EAST RUTHERFORD, N.J. -- Cristiano Ronaldo made his long awaited return to football and his impact was obvious in Portugal's 5-1 rout over Republic of Ireland, despite the 2014 Ballon d'Or winner not being at his vintage best.
Somewhere in the Iberian Peninsula, the more than 10-million people who reside in his home country are thanking the heavens that their prayers were answered.
Up until Tuesday, when sources confirmed to ESPN that Ronaldo will be fit in time for Portugal's opening World Cup match against Germany, concerns were raised about 29-year-old's reported knee tendinosis and other ailments that slowed him considerably toward the end of Real Madrid's season.
Over the past week, football fans had become accustomed to seeing Ronaldo participate in almost everything but what he does best. From attending Saturday's fight betweem Miguel Cotto vs. Sergio Martinez, to practicing with the New York Jets and learning how to throw an American football after several awkward attempts, it appeared as though Portugal would be forced to go through all of their World Cup tune-up matches without their biggest threat.

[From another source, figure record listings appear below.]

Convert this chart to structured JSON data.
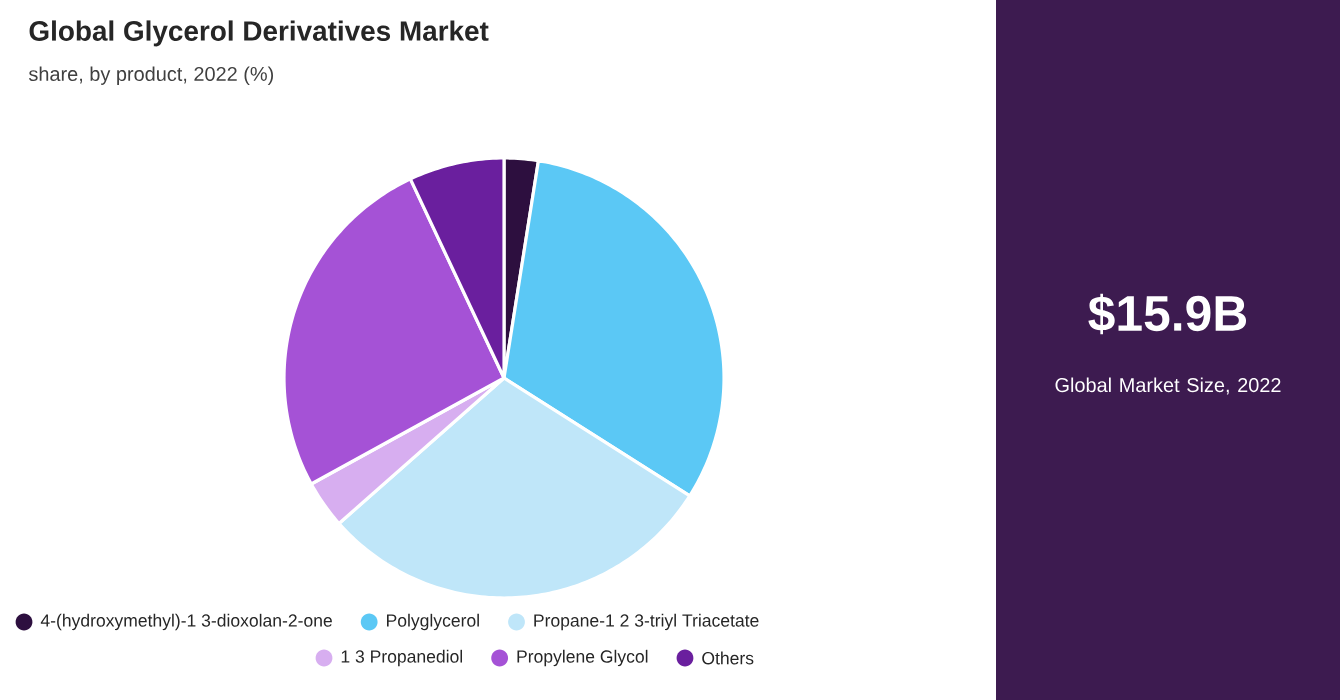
{
  "chart_data": {
    "type": "pie",
    "title": "Global Glycerol Derivatives Market",
    "subtitle": "share, by product, 2022 (%)",
    "categories": [
      "4-(hydroxymethyl)-1 3-dioxolan-2-one",
      "Polyglycerol",
      "Propane-1 2 3-triyl Triacetate",
      "1 3 Propanediol",
      "Propylene Glycol",
      "Others"
    ],
    "values": [
      2.5,
      31.5,
      29.5,
      3.5,
      26,
      7
    ],
    "colors": [
      "#2d0f3f",
      "#5bc8f5",
      "#bfe6f9",
      "#d7aef0",
      "#a552d6",
      "#6a1f9e"
    ],
    "legend": "bottom",
    "annotations": [
      "$15.9B",
      "Global Market Size, 2022"
    ]
  }
}
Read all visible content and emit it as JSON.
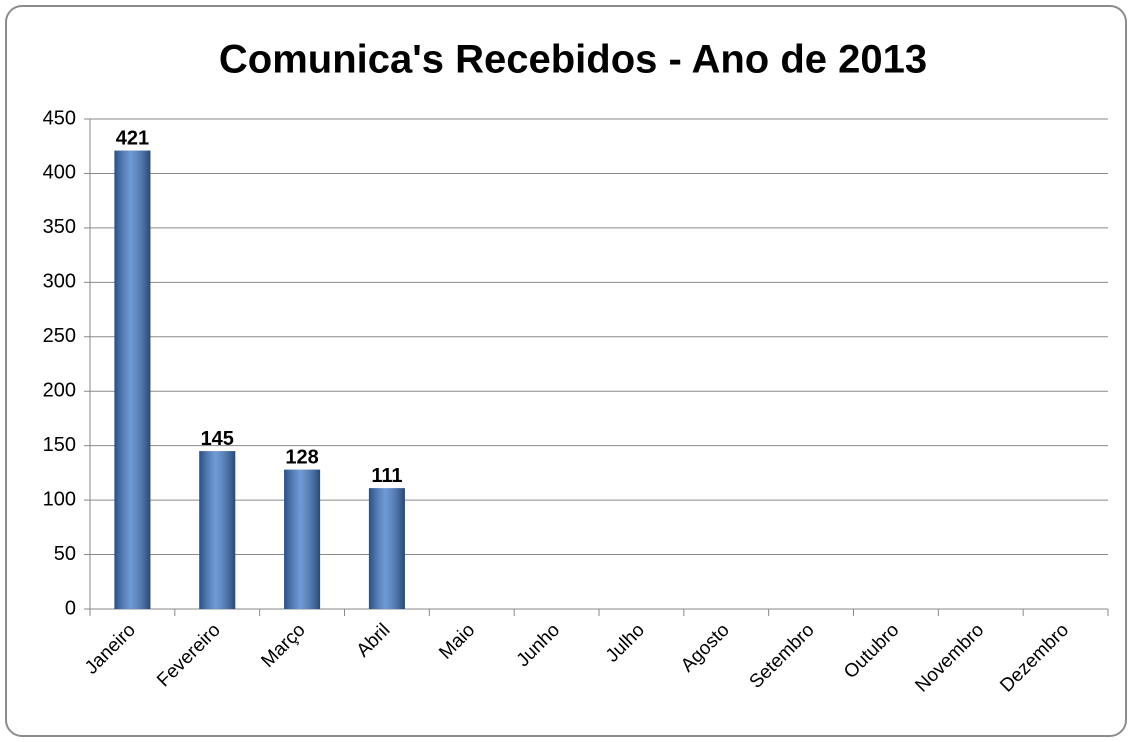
{
  "chart_data": {
    "type": "bar",
    "title": "Comunica's Recebidos - Ano de 2013",
    "categories": [
      "Janeiro",
      "Fevereiro",
      "Março",
      "Abril",
      "Maio",
      "Junho",
      "Julho",
      "Agosto",
      "Setembro",
      "Outubro",
      "Novembro",
      "Dezembro"
    ],
    "values": [
      421,
      145,
      128,
      111,
      null,
      null,
      null,
      null,
      null,
      null,
      null,
      null
    ],
    "color": "#3f78c8",
    "ylim": [
      0,
      450
    ],
    "yticks": [
      0,
      50,
      100,
      150,
      200,
      250,
      300,
      350,
      400,
      450
    ],
    "grid": true
  }
}
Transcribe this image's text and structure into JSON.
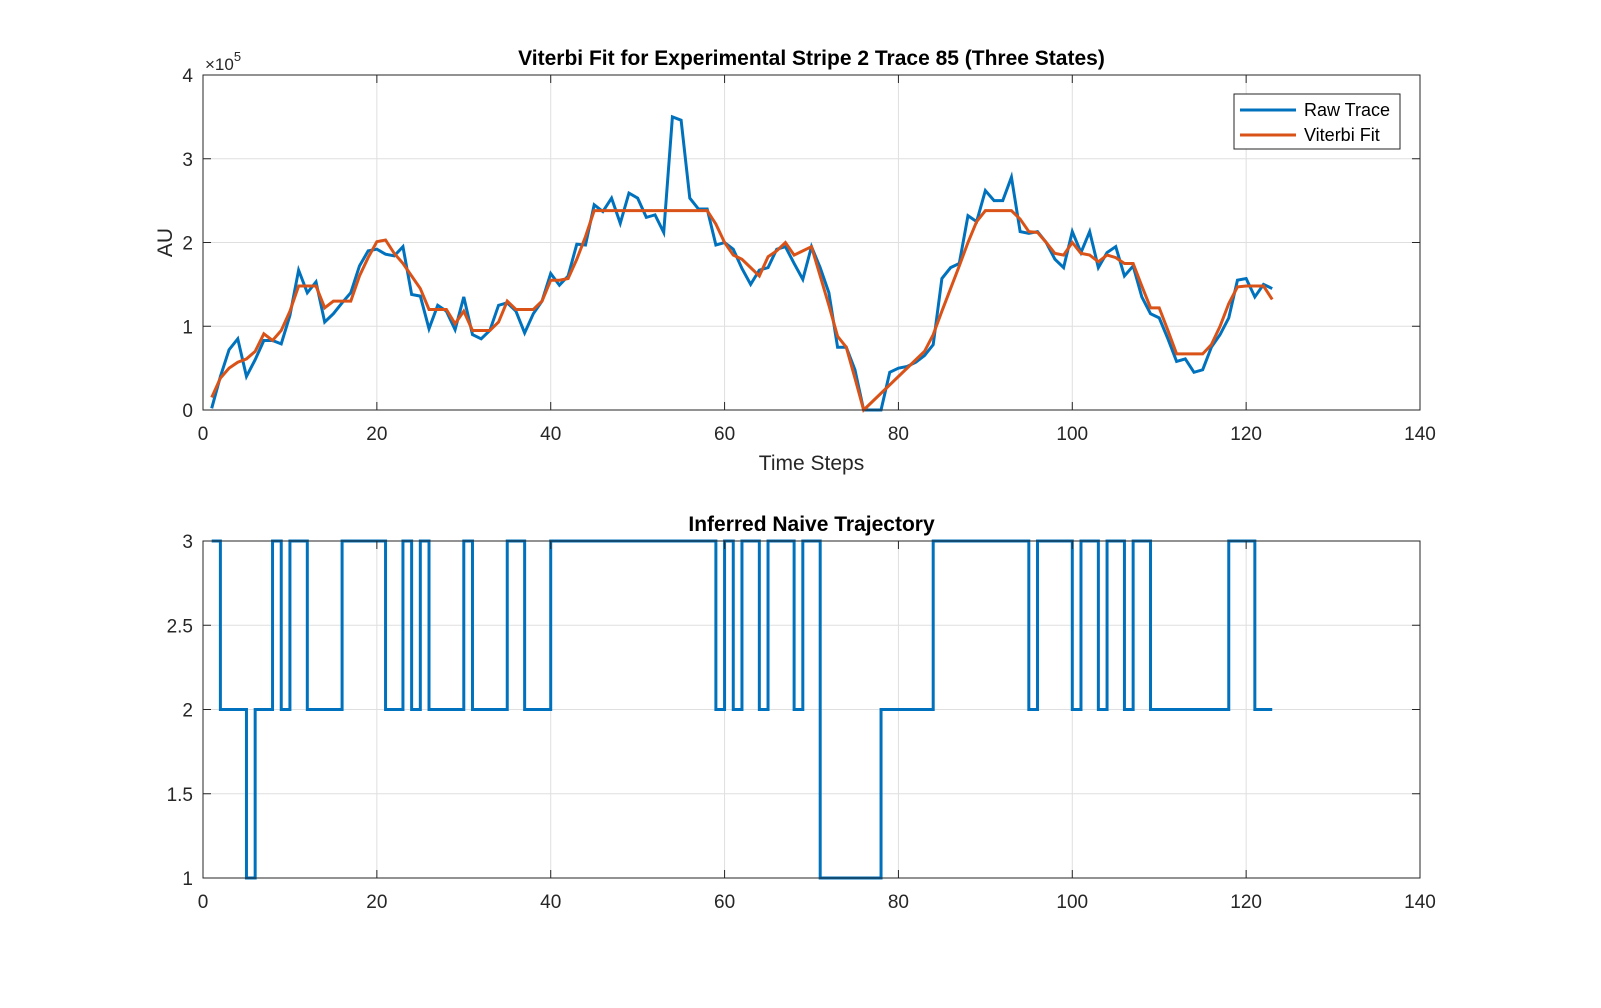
{
  "chart_data": [
    {
      "type": "line",
      "title": "Viterbi Fit for Experimental Stripe 2 Trace 85 (Three States)",
      "xlabel": "Time Steps",
      "ylabel": "AU",
      "xlim": [
        0,
        140
      ],
      "ylim": [
        0,
        400000
      ],
      "xticks": [
        0,
        20,
        40,
        60,
        80,
        100,
        120,
        140
      ],
      "yticks": [
        0,
        1,
        2,
        3,
        4
      ],
      "y_exponent_label": "×10",
      "y_exponent_power": "5",
      "grid": true,
      "legend_position": "top-right",
      "series": [
        {
          "name": "Raw Trace",
          "color": "#0072BD",
          "x": [
            1,
            2,
            3,
            4,
            5,
            6,
            7,
            8,
            9,
            10,
            11,
            12,
            13,
            14,
            15,
            16,
            17,
            18,
            19,
            20,
            21,
            22,
            23,
            24,
            25,
            26,
            27,
            28,
            29,
            30,
            31,
            32,
            33,
            34,
            35,
            36,
            37,
            38,
            39,
            40,
            41,
            42,
            43,
            44,
            45,
            46,
            47,
            48,
            49,
            50,
            51,
            52,
            53,
            54,
            55,
            56,
            57,
            58,
            59,
            60,
            61,
            62,
            63,
            64,
            65,
            66,
            67,
            68,
            69,
            70,
            71,
            72,
            73,
            74,
            75,
            76,
            77,
            78,
            79,
            80,
            81,
            82,
            83,
            84,
            85,
            86,
            87,
            88,
            89,
            90,
            91,
            92,
            93,
            94,
            95,
            96,
            97,
            98,
            99,
            100,
            101,
            102,
            103,
            104,
            105,
            106,
            107,
            108,
            109,
            110,
            111,
            112,
            113,
            114,
            115,
            116,
            117,
            118,
            119,
            120,
            121,
            122,
            123
          ],
          "y": [
            2000,
            40000,
            72000,
            85000,
            40000,
            60000,
            83000,
            83000,
            79000,
            113000,
            167000,
            140000,
            153000,
            105000,
            115000,
            128000,
            140000,
            172000,
            190000,
            192000,
            186000,
            184000,
            195000,
            138000,
            136000,
            97000,
            125000,
            118000,
            96000,
            135000,
            90000,
            85000,
            95000,
            125000,
            128000,
            118000,
            92000,
            115000,
            130000,
            163000,
            149000,
            160000,
            198000,
            197000,
            245000,
            237000,
            253000,
            223000,
            259000,
            253000,
            230000,
            233000,
            212000,
            350000,
            346000,
            253000,
            240000,
            240000,
            197000,
            200000,
            192000,
            169000,
            150000,
            167000,
            170000,
            192000,
            195000,
            175000,
            156000,
            195000,
            170000,
            140000,
            75000,
            75000,
            48000,
            0,
            0,
            0,
            45000,
            50000,
            52000,
            57000,
            65000,
            78000,
            157000,
            170000,
            175000,
            232000,
            225000,
            262000,
            250000,
            250000,
            278000,
            213000,
            211000,
            213000,
            200000,
            180000,
            170000,
            213000,
            188000,
            213000,
            170000,
            188000,
            195000,
            160000,
            172000,
            135000,
            115000,
            110000,
            85000,
            58000,
            61000,
            45000,
            48000,
            75000,
            90000,
            110000,
            155000,
            157000,
            135000,
            150000,
            145000
          ]
        },
        {
          "name": "Viterbi Fit",
          "color": "#D95319",
          "x": [
            1,
            2,
            3,
            4,
            5,
            6,
            7,
            8,
            9,
            10,
            11,
            12,
            13,
            14,
            15,
            16,
            17,
            18,
            19,
            20,
            21,
            22,
            23,
            24,
            25,
            26,
            27,
            28,
            29,
            30,
            31,
            32,
            33,
            34,
            35,
            36,
            37,
            38,
            39,
            40,
            41,
            42,
            43,
            44,
            45,
            46,
            47,
            48,
            49,
            50,
            51,
            52,
            53,
            54,
            55,
            56,
            57,
            58,
            59,
            60,
            61,
            62,
            63,
            64,
            65,
            66,
            67,
            68,
            69,
            70,
            71,
            72,
            73,
            74,
            75,
            76,
            77,
            78,
            79,
            80,
            81,
            82,
            83,
            84,
            85,
            86,
            87,
            88,
            89,
            90,
            91,
            92,
            93,
            94,
            95,
            96,
            97,
            98,
            99,
            100,
            101,
            102,
            103,
            104,
            105,
            106,
            107,
            108,
            109,
            110,
            111,
            112,
            113,
            114,
            115,
            116,
            117,
            118,
            119,
            120,
            121,
            122,
            123
          ],
          "y": [
            15000,
            38000,
            50000,
            57000,
            61000,
            70000,
            91000,
            83000,
            95000,
            118000,
            148000,
            148000,
            148000,
            122000,
            130000,
            130000,
            130000,
            160000,
            182000,
            201000,
            203000,
            187000,
            175000,
            160000,
            145000,
            120000,
            120000,
            120000,
            103000,
            118000,
            95000,
            95000,
            95000,
            105000,
            130000,
            120000,
            120000,
            120000,
            130000,
            155000,
            155000,
            157000,
            180000,
            207000,
            238000,
            238000,
            238000,
            238000,
            238000,
            238000,
            238000,
            238000,
            238000,
            238000,
            238000,
            238000,
            238000,
            238000,
            222000,
            200000,
            185000,
            180000,
            170000,
            160000,
            183000,
            190000,
            200000,
            185000,
            190000,
            195000,
            160000,
            125000,
            88000,
            75000,
            38000,
            0,
            10000,
            20000,
            30000,
            40000,
            50000,
            60000,
            70000,
            90000,
            118000,
            145000,
            172000,
            200000,
            225000,
            238000,
            238000,
            238000,
            238000,
            228000,
            213000,
            212000,
            200000,
            187000,
            185000,
            200000,
            187000,
            185000,
            177000,
            185000,
            182000,
            175000,
            175000,
            148000,
            122000,
            122000,
            95000,
            67000,
            67000,
            67000,
            67000,
            78000,
            100000,
            127000,
            147000,
            148000,
            148000,
            148000,
            132000
          ]
        }
      ]
    },
    {
      "type": "line",
      "title": "Inferred Naive Trajectory",
      "xlabel": "",
      "ylabel": "",
      "xlim": [
        0,
        140
      ],
      "ylim": [
        1,
        3
      ],
      "xticks": [
        0,
        20,
        40,
        60,
        80,
        100,
        120,
        140
      ],
      "yticks": [
        1,
        1.5,
        2,
        2.5,
        3
      ],
      "step": true,
      "grid": true,
      "series": [
        {
          "color": "#0072BD",
          "x": [
            1,
            2,
            3,
            4,
            5,
            6,
            7,
            8,
            9,
            10,
            11,
            12,
            13,
            14,
            15,
            16,
            17,
            18,
            19,
            20,
            21,
            22,
            23,
            24,
            25,
            26,
            27,
            28,
            29,
            30,
            31,
            32,
            33,
            34,
            35,
            36,
            37,
            38,
            39,
            40,
            41,
            42,
            43,
            44,
            45,
            46,
            47,
            48,
            49,
            50,
            51,
            52,
            53,
            54,
            55,
            56,
            57,
            58,
            59,
            60,
            61,
            62,
            63,
            64,
            65,
            66,
            67,
            68,
            69,
            70,
            71,
            72,
            73,
            74,
            75,
            76,
            77,
            78,
            79,
            80,
            81,
            82,
            83,
            84,
            85,
            86,
            87,
            88,
            89,
            90,
            91,
            92,
            93,
            94,
            95,
            96,
            97,
            98,
            99,
            100,
            101,
            102,
            103,
            104,
            105,
            106,
            107,
            108,
            109,
            110,
            111,
            112,
            113,
            114,
            115,
            116,
            117,
            118,
            119,
            120,
            121,
            122,
            123
          ],
          "y": [
            3,
            2,
            2,
            2,
            1,
            2,
            2,
            3,
            2,
            3,
            3,
            2,
            2,
            2,
            2,
            3,
            3,
            3,
            3,
            3,
            2,
            2,
            3,
            2,
            3,
            2,
            2,
            2,
            2,
            3,
            2,
            2,
            2,
            2,
            3,
            3,
            2,
            2,
            2,
            3,
            3,
            3,
            3,
            3,
            3,
            3,
            3,
            3,
            3,
            3,
            3,
            3,
            3,
            3,
            3,
            3,
            3,
            3,
            2,
            3,
            2,
            3,
            3,
            2,
            3,
            3,
            3,
            2,
            3,
            3,
            1,
            1,
            1,
            1,
            1,
            1,
            1,
            2,
            2,
            2,
            2,
            2,
            2,
            3,
            3,
            3,
            3,
            3,
            3,
            3,
            3,
            3,
            3,
            3,
            2,
            3,
            3,
            3,
            3,
            2,
            3,
            3,
            2,
            3,
            3,
            2,
            3,
            3,
            2,
            2,
            2,
            2,
            2,
            2,
            2,
            2,
            2,
            3,
            3,
            3,
            2,
            2,
            2
          ]
        }
      ]
    }
  ]
}
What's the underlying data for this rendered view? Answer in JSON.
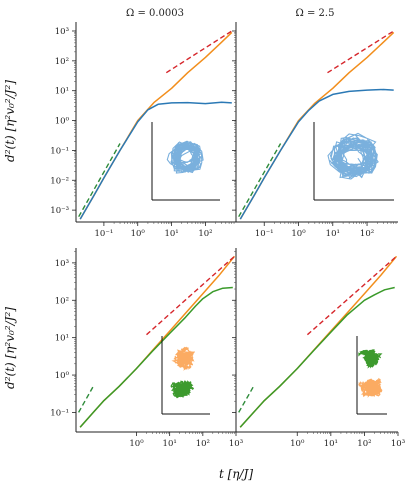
{
  "titles": [
    "Ω = 0.0003",
    "Ω = 2.5"
  ],
  "ylabel": "d²(t) [η²v₀²/J²]",
  "xlabel": "t [η/J]",
  "colors": {
    "orange": "#f28e1c",
    "blue": "#2b79b5",
    "green": "#3a9a2a",
    "red_dash": "#d6262b",
    "green_dash": "#2e8b3a",
    "inset_blue": "#7ab0dd",
    "inset_orange": "#fbab62",
    "inset_green": "#3c9a2d"
  },
  "chart_data": [
    {
      "type": "line",
      "panel": "top-left",
      "title": "Ω = 0.0003",
      "xscale": "log",
      "yscale": "log",
      "xlim": [
        0.015,
        800
      ],
      "ylim": [
        0.0004,
        2000
      ],
      "xticks": [
        "10⁻¹",
        "10⁰",
        "10¹",
        "10²"
      ],
      "yticks": [
        "10⁻³",
        "10⁻²",
        "10⁻¹",
        "10⁰",
        "10¹",
        "10²",
        "10³"
      ],
      "series": [
        {
          "color": "orange",
          "style": "solid",
          "x": [
            0.02,
            0.05,
            0.1,
            0.3,
            1,
            3,
            10,
            30,
            100,
            300,
            600
          ],
          "y": [
            0.0005,
            0.003,
            0.012,
            0.1,
            1.0,
            4.0,
            12,
            40,
            130,
            420,
            900
          ]
        },
        {
          "color": "blue",
          "style": "solid",
          "x": [
            0.02,
            0.05,
            0.1,
            0.3,
            1,
            2,
            4,
            10,
            30,
            100,
            300,
            600
          ],
          "y": [
            0.0005,
            0.003,
            0.012,
            0.1,
            0.9,
            2.3,
            3.5,
            3.9,
            4.0,
            3.7,
            4.1,
            3.9
          ]
        },
        {
          "color": "green_dash",
          "style": "dashed",
          "x": [
            0.018,
            0.3
          ],
          "y": [
            0.0006,
            0.17
          ]
        },
        {
          "color": "red_dash",
          "style": "dashed",
          "x": [
            7,
            600
          ],
          "y": [
            40,
            1000
          ]
        }
      ]
    },
    {
      "type": "line",
      "panel": "top-right",
      "title": "Ω = 2.5",
      "xscale": "log",
      "yscale": "log",
      "xlim": [
        0.015,
        800
      ],
      "ylim": [
        0.0004,
        2000
      ],
      "xticks": [
        "10⁻¹",
        "10⁰",
        "10¹",
        "10²"
      ],
      "series": [
        {
          "color": "orange",
          "style": "solid",
          "x": [
            0.02,
            0.05,
            0.1,
            0.3,
            1,
            3,
            10,
            30,
            100,
            300,
            600
          ],
          "y": [
            0.0005,
            0.003,
            0.012,
            0.1,
            1.0,
            3.8,
            12,
            40,
            130,
            420,
            900
          ]
        },
        {
          "color": "blue",
          "style": "solid",
          "x": [
            0.02,
            0.05,
            0.1,
            0.3,
            1,
            2,
            4,
            10,
            30,
            100,
            300,
            600
          ],
          "y": [
            0.0005,
            0.003,
            0.012,
            0.1,
            0.9,
            2.2,
            4.5,
            7.5,
            9.5,
            10.5,
            11,
            10.5
          ]
        },
        {
          "color": "green_dash",
          "style": "dashed",
          "x": [
            0.018,
            0.3
          ],
          "y": [
            0.0006,
            0.17
          ]
        },
        {
          "color": "red_dash",
          "style": "dashed",
          "x": [
            7,
            600
          ],
          "y": [
            40,
            1000
          ]
        }
      ]
    },
    {
      "type": "line",
      "panel": "bottom-left",
      "xscale": "log",
      "yscale": "log",
      "xlim": [
        0.015,
        1000
      ],
      "ylim": [
        0.03,
        2500
      ],
      "xticks": [
        "10⁰",
        "10¹",
        "10²",
        "10³"
      ],
      "yticks": [
        "10⁻¹",
        "10⁰",
        "10¹",
        "10²",
        "10³"
      ],
      "series": [
        {
          "color": "orange",
          "style": "solid",
          "x": [
            0.02,
            0.05,
            0.1,
            0.3,
            1,
            3,
            10,
            30,
            100,
            300,
            900
          ],
          "y": [
            0.04,
            0.1,
            0.2,
            0.5,
            1.5,
            4.5,
            15,
            45,
            150,
            450,
            1500
          ]
        },
        {
          "color": "green",
          "style": "solid",
          "x": [
            0.02,
            0.05,
            0.1,
            0.3,
            1,
            3,
            10,
            30,
            60,
            100,
            200,
            400,
            800
          ],
          "y": [
            0.04,
            0.1,
            0.2,
            0.5,
            1.5,
            4.3,
            13,
            35,
            70,
            110,
            170,
            210,
            220
          ]
        },
        {
          "color": "green_dash",
          "style": "dashed",
          "x": [
            0.018,
            0.05
          ],
          "y": [
            0.1,
            0.5
          ]
        },
        {
          "color": "red_dash",
          "style": "dashed",
          "x": [
            2,
            900
          ],
          "y": [
            12,
            1500
          ]
        }
      ]
    },
    {
      "type": "line",
      "panel": "bottom-right",
      "xscale": "log",
      "yscale": "log",
      "xlim": [
        0.015,
        1000
      ],
      "ylim": [
        0.03,
        2500
      ],
      "xticks": [
        "10⁰",
        "10¹",
        "10²",
        "10³"
      ],
      "series": [
        {
          "color": "orange",
          "style": "solid",
          "x": [
            0.02,
            0.05,
            0.1,
            0.3,
            1,
            3,
            10,
            30,
            100,
            300,
            900
          ],
          "y": [
            0.04,
            0.1,
            0.2,
            0.5,
            1.5,
            4.5,
            15,
            45,
            150,
            450,
            1500
          ]
        },
        {
          "color": "green",
          "style": "solid",
          "x": [
            0.02,
            0.05,
            0.1,
            0.3,
            1,
            3,
            10,
            30,
            100,
            200,
            400,
            800
          ],
          "y": [
            0.04,
            0.1,
            0.2,
            0.5,
            1.5,
            4.4,
            14,
            40,
            100,
            140,
            190,
            220
          ]
        },
        {
          "color": "green_dash",
          "style": "dashed",
          "x": [
            0.018,
            0.05
          ],
          "y": [
            0.1,
            0.5
          ]
        },
        {
          "color": "red_dash",
          "style": "dashed",
          "x": [
            2,
            900
          ],
          "y": [
            12,
            1500
          ]
        }
      ]
    }
  ]
}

But his return on Wednesday night at the MetLife Stadium in front of 46,063 spectators -- the majority of whom wanted to see the world's most famous No. 7 -- signaled a positive for both the player and the national team.
"I think it's great for the team, he played well tonight," Nani, Ronaldo's teammate, said after the match. "He showed tonight that he's good and well [physically]. He did a couple of good things on the pitch. I think in the first game, he'll be 100 percent."
As Nani alluded to in his remarks, Ronaldo was back on the pitch for Portugal. But it's clear that he'll need to work on his match fitness ahead of Monday's game. His rustiness was particularly evident in the opening 15 minutes when an awkward first touch on a ball from Joao Moutinho caused him to slip and fall on his backside.
But Ronaldo appeared to be motivated by his embarrassing mishap and for the remaining 30 minutes he asserted his influence despite not getting his name on the scoresheet.
If his first minutes back in action were tentative, almost appearing to be cautious, the confidence that makes him so deadly took form after. He blazed past Ireland's Stephen Kelly just outside of the penalty box to launch a cross that deflected on Richard Keough for an own goal in the 20th minute, pushing Portugal's lead to 2-0.
Shortly after, Ronaldo kept on searching for opportunities to score or create goals. In a moment that maybe signals he has confidence in his still-recovering knee, he skied in the air trying to head in a corner that was narrowly blocked by opposing keeper David Forde. The shot was so precise, however, that Portugal's Hugo Almeida was able to easily tap in the rebound to give his team a commanding 3-0 lead.
It's a credit to Ronaldo's otherworldliness that in just more than an average half he was able to provide two assists (Ronaldo was subbed out in the 65th minute). And that might be more value to his teammates than his scoring ability, which is not to be understated with 424 goals for both club and country.
It should be acknowledged that Portugal played against a team ranked 70th worldwide and features a roster of Everton's Aiden McGready and bunch of players from the second division. But there's no denying Ronaldo's ability to draw multiple defenders and create spaces and, more importantly, scoring chances for others. The team scored only once in their past matches against Mexico and Greece and lacked imagination on the offensive end.
Portugal's detractors might point to the team's five-goal outburst as further proof that it is a one-trick pony. But at this stage they have to ride their prize horse into the World Cup's infamous Group of the Death -- Group G -- and hope for the best.
"It's a tough group, but when you're in the final stages of the World Cup you have to challenge the best teams, so we are ready for that," Nani said.
Confidence comes easy when your team includes arguably the world's best player.